Practical Thoughts on Wandering Monsters

I've been thinking of making some practical (house rule) changes to the way I handle wandering monsters. I basically follow the OD&D procedure (6 on 1d6,) although I tend to not roll every turn, even though probably I should. But, to make that procedure mesh better with the way I handle situation rolls (5+ on 1d6,) I've been thinking of switching to 5+ on 1d6 every other turn, which is about the same probability every hour (66% chance of a wandering monster every 6 rolls for method 1, 70% chance every 3 rolls for method 2.)

The side effect of that change is that I can have two wandering monster tables, one for when I roll a 5, the other when rolling a 6. The first table would be the level-specific or area-specific table; the second would be dungeon-specific or specific to a larger region, with a couple entries pointing to an "anything goes" table to represent new arrivals from completely outside the area.

Another change I've been thinking of relates to frequency of rolls. Once every other turn is the default, but making a loud noise sparks another roll, while taking measures to reduce detectability decreases the number of rolls per hour. There are basically three methods of attracting attention in the dungeon: sound, light, and odor. Countermeasures against each, listed below, eliminate one roll per hour, or skips one hour of checks if you go below 1 roll per hour.

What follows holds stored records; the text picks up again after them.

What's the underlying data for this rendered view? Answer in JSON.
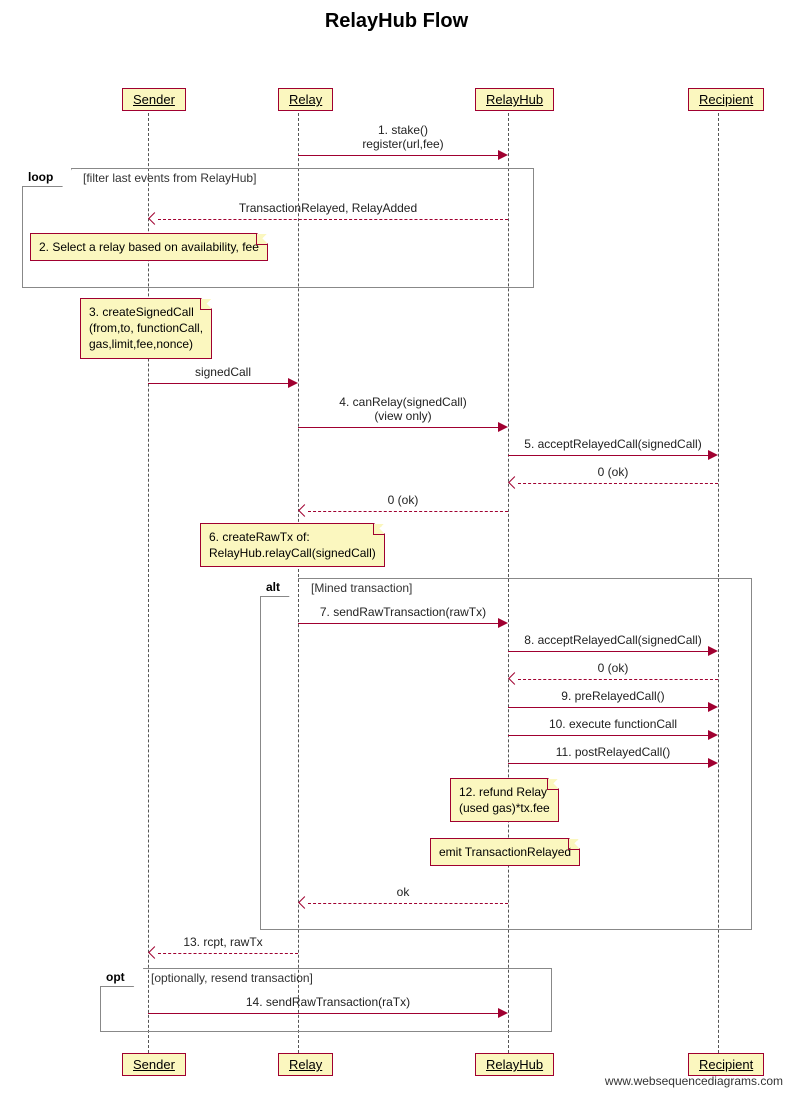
{
  "title": "RelayHub Flow",
  "actors": {
    "sender": "Sender",
    "relay": "Relay",
    "relayhub": "RelayHub",
    "recipient": "Recipient"
  },
  "messages": {
    "m1l1": "1. stake()",
    "m1l2": "register(url,fee)",
    "m2": "TransactionRelayed, RelayAdded",
    "m3": "signedCall",
    "m4l1": "4. canRelay(signedCall)",
    "m4l2": "(view only)",
    "m5": "5. acceptRelayedCall(signedCall)",
    "m6": "0 (ok)",
    "m7": "0 (ok)",
    "m8": "7. sendRawTransaction(rawTx)",
    "m9": "8. acceptRelayedCall(signedCall)",
    "m10": "0 (ok)",
    "m11": "9. preRelayedCall()",
    "m12": "10. execute functionCall",
    "m13": "11. postRelayedCall()",
    "m14": "ok",
    "m15": "13. rcpt, rawTx",
    "m16": "14. sendRawTransaction(raTx)"
  },
  "notes": {
    "n2": "2. Select a relay based on availability, fee",
    "n3": "3. createSignedCall\n(from,to, functionCall,\ngas,limit,fee,nonce)",
    "n6": "6. createRawTx of:\nRelayHub.relayCall(signedCall)",
    "n12": "12. refund Relay\n(used gas)*tx.fee",
    "nemit": "emit TransactionRelayed"
  },
  "frames": {
    "loop": {
      "label": "loop",
      "cond": "[filter last events from RelayHub]"
    },
    "alt": {
      "label": "alt",
      "cond": "[Mined transaction]"
    },
    "opt": {
      "label": "opt",
      "cond": "[optionally, resend transaction]"
    }
  },
  "footer": "www.websequencediagrams.com",
  "chart_data": {
    "type": "sequence",
    "title": "RelayHub Flow",
    "participants": [
      "Sender",
      "Relay",
      "RelayHub",
      "Recipient"
    ],
    "steps": [
      {
        "from": "Relay",
        "to": "RelayHub",
        "text": "1. stake() register(url,fee)",
        "style": "solid"
      },
      {
        "frame": "loop",
        "cond": "filter last events from RelayHub",
        "contains": [
          {
            "from": "RelayHub",
            "to": "Sender",
            "text": "TransactionRelayed, RelayAdded",
            "style": "dashed"
          },
          {
            "note_over": "Sender",
            "text": "2. Select a relay based on availability, fee"
          }
        ]
      },
      {
        "note_over": "Sender",
        "text": "3. createSignedCall (from,to, functionCall, gas,limit,fee,nonce)"
      },
      {
        "from": "Sender",
        "to": "Relay",
        "text": "signedCall",
        "style": "solid"
      },
      {
        "from": "Relay",
        "to": "RelayHub",
        "text": "4. canRelay(signedCall) (view only)",
        "style": "solid"
      },
      {
        "from": "RelayHub",
        "to": "Recipient",
        "text": "5. acceptRelayedCall(signedCall)",
        "style": "solid"
      },
      {
        "from": "Recipient",
        "to": "RelayHub",
        "text": "0 (ok)",
        "style": "dashed"
      },
      {
        "from": "RelayHub",
        "to": "Relay",
        "text": "0 (ok)",
        "style": "dashed"
      },
      {
        "note_over": "Relay",
        "text": "6. createRawTx of: RelayHub.relayCall(signedCall)"
      },
      {
        "frame": "alt",
        "cond": "Mined transaction",
        "contains": [
          {
            "from": "Relay",
            "to": "RelayHub",
            "text": "7. sendRawTransaction(rawTx)",
            "style": "solid"
          },
          {
            "from": "RelayHub",
            "to": "Recipient",
            "text": "8. acceptRelayedCall(signedCall)",
            "style": "solid"
          },
          {
            "from": "Recipient",
            "to": "RelayHub",
            "text": "0 (ok)",
            "style": "dashed"
          },
          {
            "from": "RelayHub",
            "to": "Recipient",
            "text": "9. preRelayedCall()",
            "style": "solid"
          },
          {
            "from": "RelayHub",
            "to": "Recipient",
            "text": "10. execute functionCall",
            "style": "solid"
          },
          {
            "from": "RelayHub",
            "to": "Recipient",
            "text": "11. postRelayedCall()",
            "style": "solid"
          },
          {
            "note_over": "RelayHub",
            "text": "12. refund Relay (used gas)*tx.fee"
          },
          {
            "note_over": "RelayHub",
            "text": "emit TransactionRelayed"
          },
          {
            "from": "RelayHub",
            "to": "Relay",
            "text": "ok",
            "style": "dashed"
          }
        ]
      },
      {
        "from": "Relay",
        "to": "Sender",
        "text": "13. rcpt, rawTx",
        "style": "dashed"
      },
      {
        "frame": "opt",
        "cond": "optionally, resend transaction",
        "contains": [
          {
            "from": "Sender",
            "to": "RelayHub",
            "text": "14. sendRawTransaction(raTx)",
            "style": "solid"
          }
        ]
      }
    ]
  }
}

  • Sound: Avoiding any conversation and wearing leather or no armor. One person traveling alone counts as a separate counter measure.
  • Light: Traveling an entire hour without light counts as one countermeasure for just that hour. There's an immediate check if you suddenly use illumination (brief uses of a shuttered lantern, for example.)
  • Odor: Masking odor, in a dungeon with animal or bestial inhabitants, counts as one countermeasure. If there are several wandering creatures in the area that don't use the sense of smell, masking odor has no effect.

Also, using the Silence spell halves the number of checks, instead of dropping one check.